George Washington Carver, was an African American agricultural scientist. He was also an inventor. He played a large role in american agriculture. He was one of the most well known black scientists of the early 20th century. Carver was orphaned and a slave in the civil war. After the Emancipation Proclamation, the man who had owned him, offered him to stay with them and raised him as a member of the family. Carver went to school in Kansas, far from home, where he was fostered by another family. He had to attend a school that allowed African Americans. Afterwards, he had attended Simpson college in Iowa, for music and art. As he was talented in drawing plants, his professor had encouraged him to pursue agricultural studies. As such, he then went to study botany in Iowa State. He was the first African American to be in the program. His success led him to do a masters and become the first African American faculty member there.
In 1896, he left to establish himself at the Tuskegee Institute, where the first principal had invited him to be the head of the agricultural department. There he taught crop rotation and alternatives such as peanuts, sweet potatoes and soybeans improving their soils for cotton cultivation. He had also designed a mobile classroom to teach farmers. Carver had also developed several products from the harvest that he had taught them, developing around 300 products from peanuts such as paste, flour, lotions and wood stains. His work largely helped develop the peanut market.

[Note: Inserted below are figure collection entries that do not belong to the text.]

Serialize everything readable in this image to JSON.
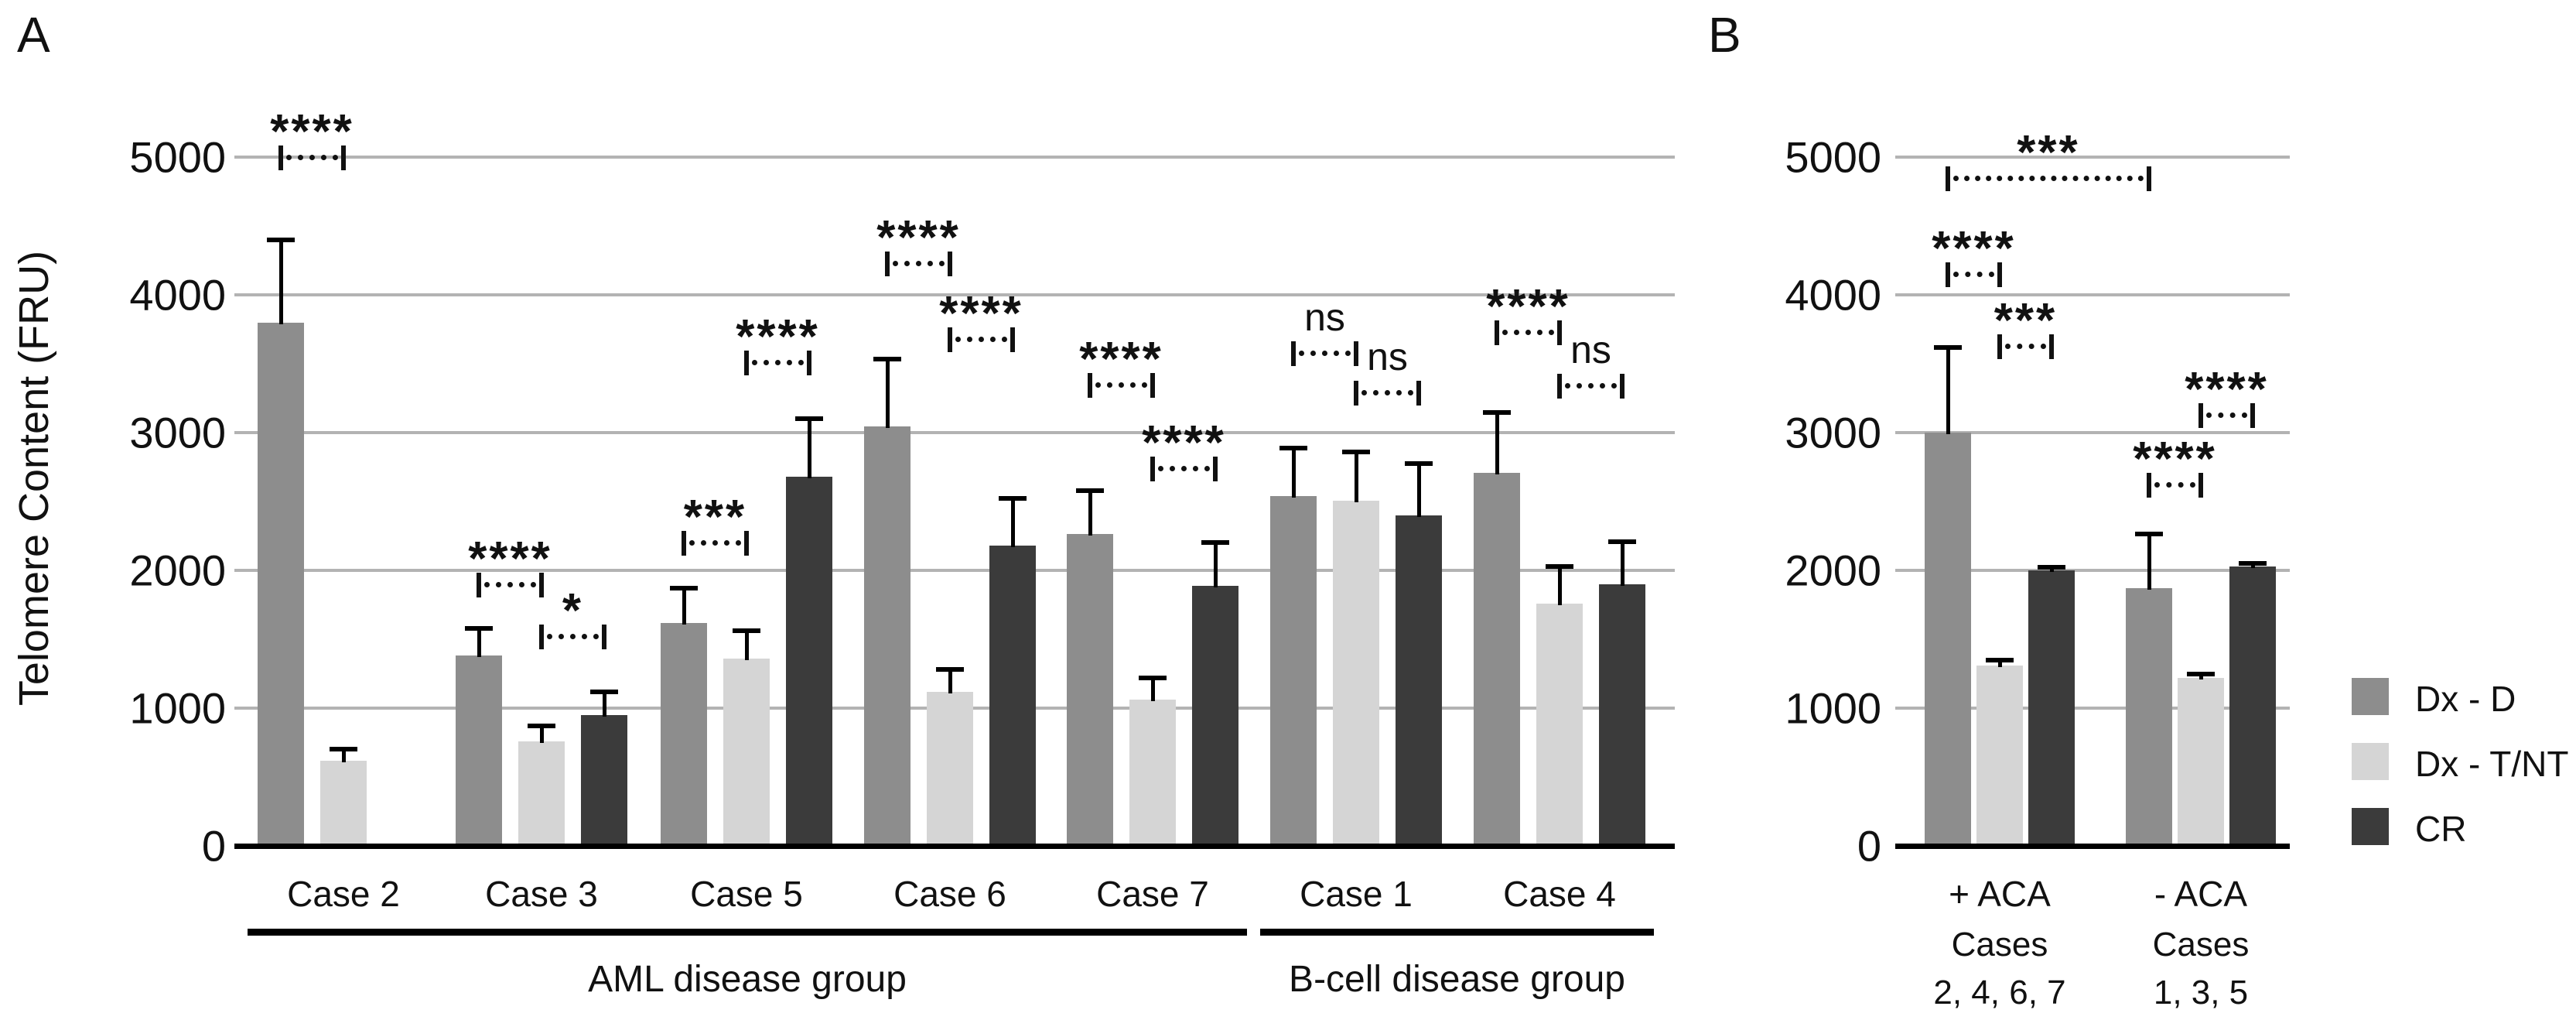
{
  "chart_data": {
    "type": "bar",
    "title": "",
    "ylabel": "Telomere  Content (FRU)",
    "ylim": [
      0,
      5000
    ],
    "grid": "horizontal",
    "legend_position": "right-bottom",
    "legend": [
      {
        "label": "Dx - D",
        "color": "#8d8d8d"
      },
      {
        "label": "Dx - T/NT",
        "color": "#d5d5d5"
      },
      {
        "label": "CR",
        "color": "#3b3b3b"
      }
    ],
    "colors": {
      "grid": "#b3b3b3",
      "axis": "#000000",
      "text": "#111111"
    },
    "panels": [
      {
        "letter": "A",
        "yticks": [
          0,
          1000,
          2000,
          3000,
          4000,
          5000
        ],
        "series": [
          "Dx - D",
          "Dx - T/NT",
          "CR"
        ],
        "groups": [
          {
            "label": "Case 2",
            "values": [
              3800,
              620,
              null
            ],
            "errors": [
              600,
              85,
              null
            ]
          },
          {
            "label": "Case 3",
            "values": [
              1380,
              760,
              950
            ],
            "errors": [
              200,
              110,
              170
            ]
          },
          {
            "label": "Case 5",
            "values": [
              1620,
              1360,
              2680
            ],
            "errors": [
              250,
              200,
              420
            ]
          },
          {
            "label": "Case 6",
            "values": [
              3045,
              1120,
              2180
            ],
            "errors": [
              490,
              160,
              340
            ]
          },
          {
            "label": "Case 7",
            "values": [
              2265,
              1060,
              1890
            ],
            "errors": [
              315,
              160,
              310
            ]
          },
          {
            "label": "Case 1",
            "values": [
              2540,
              2505,
              2400
            ],
            "errors": [
              350,
              355,
              375
            ]
          },
          {
            "label": "Case 4",
            "values": [
              2710,
              1760,
              1900
            ],
            "errors": [
              435,
              270,
              310
            ]
          }
        ],
        "sections": [
          {
            "label": "AML disease group",
            "from": 0,
            "to": 4
          },
          {
            "label": "B-cell disease group",
            "from": 5,
            "to": 6
          }
        ],
        "markers": [
          {
            "label": "****",
            "g1": 0,
            "s1": 0,
            "g2": 0,
            "s2": 1,
            "y": 5000
          },
          {
            "label": "****",
            "g1": 1,
            "s1": 0,
            "g2": 1,
            "s2": 1,
            "y": 1900
          },
          {
            "label": "*",
            "g1": 1,
            "s1": 1,
            "g2": 1,
            "s2": 2,
            "y": 1520
          },
          {
            "label": "***",
            "g1": 2,
            "s1": 0,
            "g2": 2,
            "s2": 1,
            "y": 2200
          },
          {
            "label": "****",
            "g1": 2,
            "s1": 1,
            "g2": 2,
            "s2": 2,
            "y": 3510
          },
          {
            "label": "****",
            "g1": 3,
            "s1": 0,
            "g2": 3,
            "s2": 1,
            "y": 4230
          },
          {
            "label": "****",
            "g1": 3,
            "s1": 1,
            "g2": 3,
            "s2": 2,
            "y": 3680
          },
          {
            "label": "****",
            "g1": 4,
            "s1": 0,
            "g2": 4,
            "s2": 1,
            "y": 3350
          },
          {
            "label": "****",
            "g1": 4,
            "s1": 1,
            "g2": 4,
            "s2": 2,
            "y": 2740
          },
          {
            "label": "ns",
            "g1": 5,
            "s1": 0,
            "g2": 5,
            "s2": 1,
            "y": 3580
          },
          {
            "label": "ns",
            "g1": 5,
            "s1": 1,
            "g2": 5,
            "s2": 2,
            "y": 3290
          },
          {
            "label": "****",
            "g1": 6,
            "s1": 0,
            "g2": 6,
            "s2": 1,
            "y": 3730
          },
          {
            "label": "ns",
            "g1": 6,
            "s1": 1,
            "g2": 6,
            "s2": 2,
            "y": 3340
          }
        ]
      },
      {
        "letter": "B",
        "yticks": [
          0,
          1000,
          2000,
          3000,
          4000,
          5000
        ],
        "series": [
          "Dx - D",
          "Dx - T/NT",
          "CR"
        ],
        "groups": [
          {
            "label": "+ ACA",
            "sublabels": [
              "Cases",
              "2, 4, 6, 7"
            ],
            "values": [
              3000,
              1310,
              2000
            ],
            "errors": [
              620,
              40,
              25
            ]
          },
          {
            "label": "- ACA",
            "sublabels": [
              "Cases",
              "1, 3, 5"
            ],
            "values": [
              1870,
              1220,
              2030
            ],
            "errors": [
              395,
              25,
              20
            ]
          }
        ],
        "sections": [],
        "markers": [
          {
            "label": "***",
            "g1": 0,
            "s1": 0,
            "g2": 1,
            "s2": 0,
            "y": 4850
          },
          {
            "label": "****",
            "g1": 0,
            "s1": 0,
            "g2": 0,
            "s2": 1,
            "y": 4150
          },
          {
            "label": "***",
            "g1": 0,
            "s1": 1,
            "g2": 0,
            "s2": 2,
            "y": 3630
          },
          {
            "label": "****",
            "g1": 1,
            "s1": 1,
            "g2": 1,
            "s2": 2,
            "y": 3130
          },
          {
            "label": "****",
            "g1": 1,
            "s1": 0,
            "g2": 1,
            "s2": 1,
            "y": 2625
          }
        ]
      }
    ]
  }
}
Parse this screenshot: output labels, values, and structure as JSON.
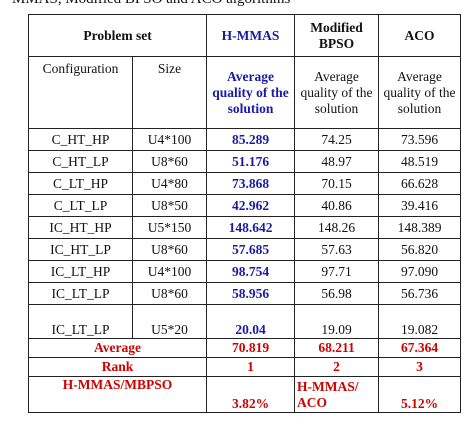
{
  "caption": "MMAS, Modified BPSO and ACO algorithms",
  "header": {
    "problem_set": "Problem set",
    "hmmas": "H-MMAS",
    "mbpso": "Modified BPSO",
    "aco": "ACO"
  },
  "subheader": {
    "config": "Configuration",
    "size": "Size",
    "hmmas": "Average quality of the solution",
    "mbpso": "Average quality of the solution",
    "aco": "Average quality of the solution"
  },
  "rows": [
    {
      "config": "C_HT_HP",
      "size": "U4*100",
      "hmmas": "85.289",
      "mbpso": "74.25",
      "aco": "73.596"
    },
    {
      "config": "C_HT_LP",
      "size": "U8*60",
      "hmmas": "51.176",
      "mbpso": "48.97",
      "aco": "48.519"
    },
    {
      "config": "C_LT_HP",
      "size": "U4*80",
      "hmmas": "73.868",
      "mbpso": "70.15",
      "aco": "66.628"
    },
    {
      "config": "C_LT_LP",
      "size": "U8*50",
      "hmmas": "42.962",
      "mbpso": "40.86",
      "aco": "39.416"
    },
    {
      "config": "IC_HT_HP",
      "size": "U5*150",
      "hmmas": "148.642",
      "mbpso": "148.26",
      "aco": "148.389"
    },
    {
      "config": "IC_HT_LP",
      "size": "U8*60",
      "hmmas": "57.685",
      "mbpso": "57.63",
      "aco": "56.820"
    },
    {
      "config": "IC_LT_HP",
      "size": "U4*100",
      "hmmas": "98.754",
      "mbpso": "97.71",
      "aco": "97.090"
    },
    {
      "config": "IC_LT_LP",
      "size": "U8*60",
      "hmmas": "58.956",
      "mbpso": "56.98",
      "aco": "56.736"
    },
    {
      "config": "IC_LT_LP",
      "size": "U5*20",
      "hmmas": "20.04",
      "mbpso": "19.09",
      "aco": "19.082"
    }
  ],
  "average": {
    "label": "Average",
    "hmmas": "70.819",
    "mbpso": "68.211",
    "aco": "67.364"
  },
  "rank": {
    "label": "Rank",
    "hmmas": "1",
    "mbpso": "2",
    "aco": "3"
  },
  "comparison": {
    "label1": "H-MMAS/MBPSO",
    "value1": "3.82%",
    "label2": "H-MMAS/ ACO",
    "value2": "5.12%"
  },
  "colors": {
    "blue": "#1a1aa6",
    "red": "#d00000"
  }
}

In 1921, he stood before congress, representing several important men in the peanut industry, asking for a tariff, imposing a tax on Chinese peanuts, talking about improving the peanut production in America . At the time, many men (mainly from the south) were furious as it was not common to have a person of colour give a presentation. Carver held strong and congress passed a pro-business tariff known as the Fordney-McCumber Tariff in 1922. Standing against congress made Carver a public figure. He then proceeded to help several leaders such as Theodore Roosevelt, Calvin Coolidge and Franklin Roosevelt.